Mais au final, pourquoi ne pas se réjouir d’une telle évolution ? Il y a près de trente ans, j’étais déjà opposé à la ligne Bérégovoy / Balladur, la politique du franc cher, l’austérité, le recul de l’Etat, les projets européens d’alors. Macron n’est que l’expression aboutie de la coagulation intellectuelle du centre-gauche et du centre-droit en France. En somme, il clarifie le débat en démontrant que les différences sont souvent cosmétiques. Bien sûr, il insiste surtout sur les marqueurs de droite actuellement, mais cela est logique étant donné que le PS est en état de mort cérébral, alors que les Républicains semblent encore vivants, électoralement s’entend. Voilà pourquoi Macron est vraiment sorti de son silence sur le risque islamiste dans son discours sur le « séparatisme ». Ce faisant, il asphyxie plus encore LR.

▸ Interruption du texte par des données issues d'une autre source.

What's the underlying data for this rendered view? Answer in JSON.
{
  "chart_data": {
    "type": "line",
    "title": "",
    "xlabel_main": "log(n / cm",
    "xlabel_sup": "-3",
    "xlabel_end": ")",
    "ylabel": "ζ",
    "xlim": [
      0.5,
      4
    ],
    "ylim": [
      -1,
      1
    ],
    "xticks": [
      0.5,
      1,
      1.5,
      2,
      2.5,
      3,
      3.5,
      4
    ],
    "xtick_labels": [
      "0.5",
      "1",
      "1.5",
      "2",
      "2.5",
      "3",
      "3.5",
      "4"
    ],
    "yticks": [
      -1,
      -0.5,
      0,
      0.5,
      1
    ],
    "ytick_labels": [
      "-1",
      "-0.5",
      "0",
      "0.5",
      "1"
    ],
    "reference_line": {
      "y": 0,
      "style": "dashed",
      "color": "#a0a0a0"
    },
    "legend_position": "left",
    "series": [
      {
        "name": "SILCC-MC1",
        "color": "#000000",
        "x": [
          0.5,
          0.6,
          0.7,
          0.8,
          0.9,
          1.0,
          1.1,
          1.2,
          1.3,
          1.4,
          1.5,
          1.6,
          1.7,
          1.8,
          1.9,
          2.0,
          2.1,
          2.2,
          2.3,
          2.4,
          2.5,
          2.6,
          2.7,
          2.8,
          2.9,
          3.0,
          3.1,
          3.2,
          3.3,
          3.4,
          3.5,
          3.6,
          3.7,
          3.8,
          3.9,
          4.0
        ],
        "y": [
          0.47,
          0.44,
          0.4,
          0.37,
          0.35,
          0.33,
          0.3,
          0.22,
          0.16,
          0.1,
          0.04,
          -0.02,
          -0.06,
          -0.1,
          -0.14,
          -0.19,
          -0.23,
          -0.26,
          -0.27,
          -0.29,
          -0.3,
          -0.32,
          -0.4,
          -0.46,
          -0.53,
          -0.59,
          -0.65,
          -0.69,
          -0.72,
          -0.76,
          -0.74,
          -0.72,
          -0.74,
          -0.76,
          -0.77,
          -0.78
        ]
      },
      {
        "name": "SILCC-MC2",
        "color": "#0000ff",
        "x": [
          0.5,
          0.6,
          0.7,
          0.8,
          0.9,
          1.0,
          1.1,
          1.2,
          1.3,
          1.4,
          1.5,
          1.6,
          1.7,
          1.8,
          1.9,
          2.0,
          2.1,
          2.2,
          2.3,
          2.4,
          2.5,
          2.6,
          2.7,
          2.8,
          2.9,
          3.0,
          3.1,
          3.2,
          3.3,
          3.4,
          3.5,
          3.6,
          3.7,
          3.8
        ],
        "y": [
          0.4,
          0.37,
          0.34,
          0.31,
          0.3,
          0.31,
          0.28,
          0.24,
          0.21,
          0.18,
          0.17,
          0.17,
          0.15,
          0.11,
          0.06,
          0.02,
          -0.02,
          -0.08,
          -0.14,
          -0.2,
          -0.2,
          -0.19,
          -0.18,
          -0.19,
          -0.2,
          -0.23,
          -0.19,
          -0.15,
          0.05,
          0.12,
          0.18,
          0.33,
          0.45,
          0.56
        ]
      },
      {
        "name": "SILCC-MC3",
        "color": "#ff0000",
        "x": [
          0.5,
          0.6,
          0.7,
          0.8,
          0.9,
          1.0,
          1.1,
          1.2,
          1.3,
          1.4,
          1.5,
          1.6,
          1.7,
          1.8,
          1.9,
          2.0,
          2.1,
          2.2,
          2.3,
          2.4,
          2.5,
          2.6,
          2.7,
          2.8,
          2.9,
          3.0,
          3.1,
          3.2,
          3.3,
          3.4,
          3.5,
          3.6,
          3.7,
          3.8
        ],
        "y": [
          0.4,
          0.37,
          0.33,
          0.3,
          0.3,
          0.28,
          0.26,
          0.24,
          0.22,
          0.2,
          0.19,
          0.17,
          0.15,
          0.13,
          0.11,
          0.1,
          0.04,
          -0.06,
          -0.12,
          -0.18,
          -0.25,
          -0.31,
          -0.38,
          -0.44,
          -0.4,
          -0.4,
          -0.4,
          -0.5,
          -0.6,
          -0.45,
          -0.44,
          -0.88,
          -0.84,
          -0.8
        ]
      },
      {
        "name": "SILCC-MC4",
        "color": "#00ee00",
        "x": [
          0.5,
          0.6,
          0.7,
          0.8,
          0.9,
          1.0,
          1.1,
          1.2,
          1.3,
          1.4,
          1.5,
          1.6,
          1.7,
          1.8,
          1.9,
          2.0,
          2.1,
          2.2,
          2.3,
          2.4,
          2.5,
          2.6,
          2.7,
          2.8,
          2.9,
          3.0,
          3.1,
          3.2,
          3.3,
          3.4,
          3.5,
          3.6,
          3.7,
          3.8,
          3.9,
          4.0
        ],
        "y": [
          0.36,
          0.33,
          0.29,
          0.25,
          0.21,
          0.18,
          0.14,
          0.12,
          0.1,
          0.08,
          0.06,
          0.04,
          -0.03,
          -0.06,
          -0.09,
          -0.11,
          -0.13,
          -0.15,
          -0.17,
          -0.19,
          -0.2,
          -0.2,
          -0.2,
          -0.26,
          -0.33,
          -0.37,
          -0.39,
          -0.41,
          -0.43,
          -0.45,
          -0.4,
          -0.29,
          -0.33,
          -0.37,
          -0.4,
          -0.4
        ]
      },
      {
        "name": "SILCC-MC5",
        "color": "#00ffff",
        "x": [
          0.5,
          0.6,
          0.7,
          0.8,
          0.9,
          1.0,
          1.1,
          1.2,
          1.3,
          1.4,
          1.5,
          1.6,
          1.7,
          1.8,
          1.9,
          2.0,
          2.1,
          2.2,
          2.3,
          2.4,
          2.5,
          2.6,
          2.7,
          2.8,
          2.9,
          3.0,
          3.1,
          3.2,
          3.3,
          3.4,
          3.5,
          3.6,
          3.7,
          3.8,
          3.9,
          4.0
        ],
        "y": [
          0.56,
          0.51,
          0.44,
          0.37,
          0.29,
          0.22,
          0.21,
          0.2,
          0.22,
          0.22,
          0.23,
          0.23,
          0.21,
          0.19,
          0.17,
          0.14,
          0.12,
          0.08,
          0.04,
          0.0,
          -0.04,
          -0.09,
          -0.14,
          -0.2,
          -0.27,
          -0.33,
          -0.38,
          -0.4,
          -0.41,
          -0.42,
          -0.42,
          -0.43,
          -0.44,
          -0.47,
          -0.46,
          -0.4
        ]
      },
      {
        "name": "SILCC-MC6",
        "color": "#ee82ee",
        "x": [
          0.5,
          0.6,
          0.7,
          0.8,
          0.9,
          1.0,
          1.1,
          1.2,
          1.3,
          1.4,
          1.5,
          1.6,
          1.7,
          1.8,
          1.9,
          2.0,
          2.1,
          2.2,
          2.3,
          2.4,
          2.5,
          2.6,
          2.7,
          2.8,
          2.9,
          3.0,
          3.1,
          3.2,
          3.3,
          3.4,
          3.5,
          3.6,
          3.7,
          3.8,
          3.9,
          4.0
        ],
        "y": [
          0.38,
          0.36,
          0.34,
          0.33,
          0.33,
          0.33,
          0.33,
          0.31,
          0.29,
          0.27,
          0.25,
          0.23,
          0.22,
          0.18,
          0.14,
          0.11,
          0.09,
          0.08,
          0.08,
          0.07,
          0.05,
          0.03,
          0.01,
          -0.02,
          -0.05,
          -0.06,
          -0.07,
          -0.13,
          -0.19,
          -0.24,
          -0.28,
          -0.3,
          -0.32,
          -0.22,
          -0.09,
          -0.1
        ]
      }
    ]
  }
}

Car que restera-t-il en 2022 aux dits Républicains si Macron renonce à l’angélisme coupable de son camp d’origine ? Le président souhaite probablement supprimer tout espace politique entre lui et Marine Le Pen et il semble bien arriver. Bien sûr, ce calcul ne sera pas forcément gagnant tant sa personnalité est détestée des Français, mais c’est probablement le seul chemin qui lui reste pour tenter de gagner en 2022. Sa chance, c’est le coma intellectuel des Républicains, prêts à s’offrir à un Baroin qui a compris qu’il n’avait pas grand chose de nouveau à offrir à son pays que sa simple personne. Betrand tente de se différencier en jouant la carte du pragmatisme provincial, mais outre la grossièrté de la manœuvre, cette posture est un peu courte pour donner du fond à une candidature dans la durée…
En outre, l’étape déterminante des élections régionales pourrait rebattre le jeu. Même si on peut penser que LREM sera plus proche de son étiage des municipales que des européennes, le mode de scrutin pourrait un peu rééquilibrer les choses. Et dans le Nord et en Ile de France, si la liste LREM pèse un peu, alors, Valérie Pécresse et Xavier Bertrand pourraient être contraints à des choix cornéliens. Seront-ils assez forts pour l’emporter contre le parti présidentiel, ou devront-ils se compromettre pour garder leur présidence au second tour ? La position de Xavier Bertrand semble particulièrement délicate dans une région où le RN est très fort et où une gauche unie pourrait également peser lourd. Une quadrangulaire serait injouable, et seule une élimination de LREM au premier tour pourrait le sauver.
Si le bilan de cette présidence sera probablement calamiteux pour la France, il est un domaine où il pourrait être excellent : la clarification de notre paysage politique. La France ne gagnerait-elle pas finalement à la disparition de clivages en partie artificiels et à la fusion sous l’égide de la majorité présidentielle, des deux partis qui dominent notre vie politique pour faciliter un vrai changement.